Проклятие океана. Сага забытых островов - Страница 67
Лишь на секунду моя левая оказалась полностью вытянута, и в этот миг он схватил ее обеими руками, рванул и перебросил меня через голову. Ринг закувыркался у меня в глазах, и я приземлился на спину с грохотом, потрясшим весь зал. Я едва не «поплыл», но, увидев несущегося на меня через ринг Ногая, похожего на огромного темного кота, успел вскочить на ноги.
Я выдал финт левой, он снова поймал мою руку и превратил ее во что-то вроде рычага. В локте хрустнуло, и рука отозвалась мучительной болью, но в ту же секунду я провел мощный апперкот между руками Ногая. Кулак попал под челюсть, его голова откинулась назад, как на петлях, и он опустился на колени. При счете «девять!» он было поднялся, но хук правой в ухо уложил его опять, и он отдыхал, пока его не вынесли с ринга.
Я вернулся в свой угол. Левая жутко болела и плохо двигалась, но я промолчал. Толпа проводила меня ободряющими возгласами, и я улыбнулся; сами того не зная, они получали за свои деньги зрелище, до которого далеко чечетке и кривлянью Ловчилы Строццы и Бенни Гольдстейна.
— Послушай, — обратился ко мне назначенный Барлоу секундант (удивительно, что в зале не оказалось ни одного парня с «Морячки»), — мне показалось, или в самом деле что-то хрустнуло, когда Пит схватил тебя последний раз за руку?
— Наверно, его челюсть, — проворчал я.
— Третий и последний поединок! — проорал Джим Барлоу. — Между Моряком Костиганом и Биллом Брэндом с английского лайнера «Король Уильям», вес сто девяносто фунтов.
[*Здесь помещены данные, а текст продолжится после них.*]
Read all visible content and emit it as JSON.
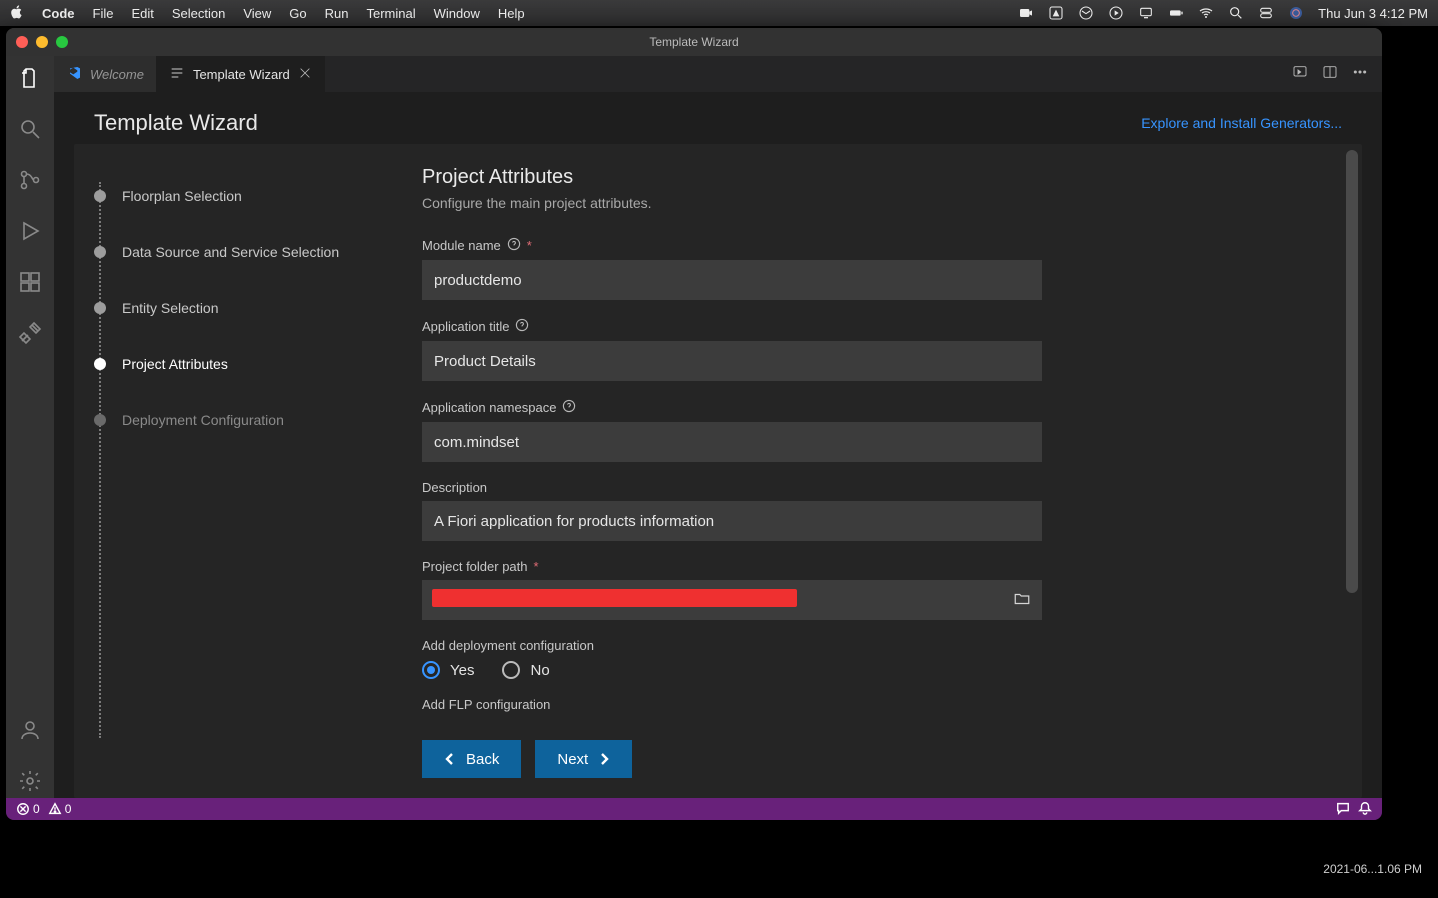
{
  "menubar": {
    "app": "Code",
    "items": [
      "File",
      "Edit",
      "Selection",
      "View",
      "Go",
      "Run",
      "Terminal",
      "Window",
      "Help"
    ],
    "clock": "Thu Jun 3  4:12 PM"
  },
  "window": {
    "title": "Template Wizard"
  },
  "tabs": {
    "welcome_label": "Welcome",
    "wizard_label": "Template Wizard"
  },
  "wizard": {
    "title": "Template Wizard",
    "explore_link": "Explore and Install Generators...",
    "steps": [
      "Floorplan Selection",
      "Data Source and Service Selection",
      "Entity Selection",
      "Project Attributes",
      "Deployment Configuration"
    ]
  },
  "form": {
    "heading": "Project Attributes",
    "subtitle": "Configure the main project attributes.",
    "module_name_label": "Module name",
    "module_name_value": "productdemo",
    "app_title_label": "Application title",
    "app_title_value": "Product Details",
    "namespace_label": "Application namespace",
    "namespace_value": "com.mindset",
    "description_label": "Description",
    "description_value": "A Fiori application for products information",
    "folder_label": "Project folder path",
    "folder_value": "",
    "deploy_label": "Add deployment configuration",
    "flp_label": "Add FLP configuration",
    "yes": "Yes",
    "no": "No"
  },
  "buttons": {
    "back": "Back",
    "next": "Next"
  },
  "statusbar": {
    "errors": "0",
    "warnings": "0"
  },
  "dock": {
    "timestamp": "2021-06...1.06 PM"
  }
}
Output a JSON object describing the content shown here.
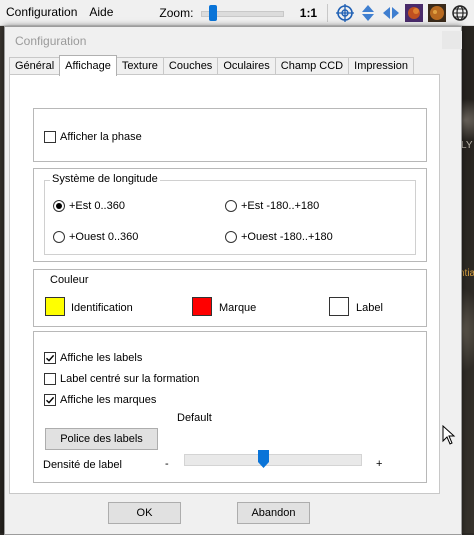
{
  "menubar": {
    "items": [
      "Configuration",
      "Aide"
    ],
    "zoom_label": "Zoom:",
    "zoom_ratio": "1:1",
    "zoom_level": 0.12
  },
  "background": {
    "snippets": [
      "LY",
      "ntia"
    ]
  },
  "dialog": {
    "title": "Configuration",
    "tabs": [
      {
        "label": "Général",
        "active": false
      },
      {
        "label": "Affichage",
        "active": true
      },
      {
        "label": "Texture",
        "active": false
      },
      {
        "label": "Couches",
        "active": false
      },
      {
        "label": "Oculaires",
        "active": false
      },
      {
        "label": "Champ CCD",
        "active": false
      },
      {
        "label": "Impression",
        "active": false
      }
    ],
    "phase": {
      "label": "Afficher la phase",
      "checked": false
    },
    "longitude": {
      "legend": "Système de longitude",
      "options": [
        {
          "label": "+Est 0..360",
          "selected": true
        },
        {
          "label": "+Est -180..+180",
          "selected": false
        },
        {
          "label": "+Ouest 0..360",
          "selected": false
        },
        {
          "label": "+Ouest -180..+180",
          "selected": false
        }
      ]
    },
    "couleur": {
      "title": "Couleur",
      "items": [
        {
          "label": "Identification",
          "color": "#ffff00"
        },
        {
          "label": "Marque",
          "color": "#ff0000"
        },
        {
          "label": "Label",
          "color": "#ffffff"
        }
      ]
    },
    "labels": {
      "affiche_labels": {
        "label": "Affiche les labels",
        "checked": true
      },
      "label_centre": {
        "label": "Label centré sur la formation",
        "checked": false
      },
      "affiche_marques": {
        "label": "Affiche les marques",
        "checked": true
      },
      "default_text": "Default",
      "font_button": "Police des labels",
      "density_label": "Densité de label",
      "minus": "-",
      "plus": "+",
      "density_level": 0.5
    },
    "ok": "OK",
    "cancel": "Abandon"
  }
}
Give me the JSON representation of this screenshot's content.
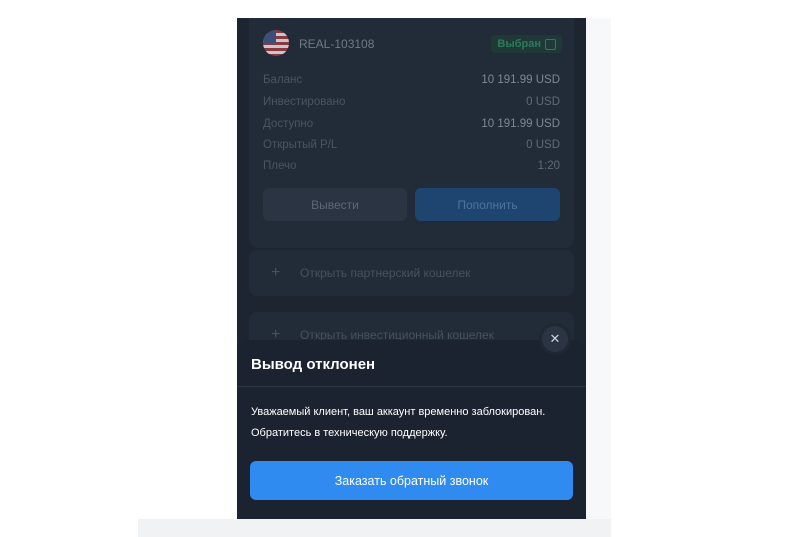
{
  "account": {
    "id": "REAL-103108",
    "selected_label": "Выбран",
    "rows": [
      {
        "label": "Баланс",
        "value": "10 191.99 USD"
      },
      {
        "label": "Инвестировано",
        "value": "0 USD"
      },
      {
        "label": "Доступно",
        "value": "10 191.99 USD"
      },
      {
        "label": "Открытый P/L",
        "value": "0 USD"
      },
      {
        "label": "Плечо",
        "value": "1:20"
      }
    ],
    "withdraw_label": "Вывести",
    "deposit_label": "Пополнить"
  },
  "wallets": {
    "partner_label": "Открыть партнерский кошелек",
    "invest_label": "Открыть инвестиционный кошелек"
  },
  "modal": {
    "close_symbol": "✕",
    "title": "Вывод отклонен",
    "message_line1": "Уважаемый клиент, ваш аккаунт временно заблокирован.",
    "message_line2": "Обратитесь в техническую поддержку.",
    "button_label": "Заказать обратный звонок"
  },
  "colors": {
    "background": "#1d2531",
    "accent": "#2f8bf0",
    "sheet": "#1b2330"
  }
}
Брэнд был скитальцем морей и кулачным бойцом вроде меня. Между нами не было разницы — ни на дюйм, ни на фунт. Это был неотесанный жлоб, светловолосый, с грубым квадратным лицом и суровыми светлыми глазами. Он дрался не в классической английской манере — он был «молотила» с булыжником в каждой руке.
Мы быстро сошлись в центре ринга, и я врезал левой ему в голову. И тут же в моей руке вспыхнула чудовищная боль, и я на секунду ослеп, а сила покинула мои конечности. Я понял: Ногая сломал мне кость в локте, и теперь я, однорукий калека, противостою одному из опаснейших бандюг семи морей!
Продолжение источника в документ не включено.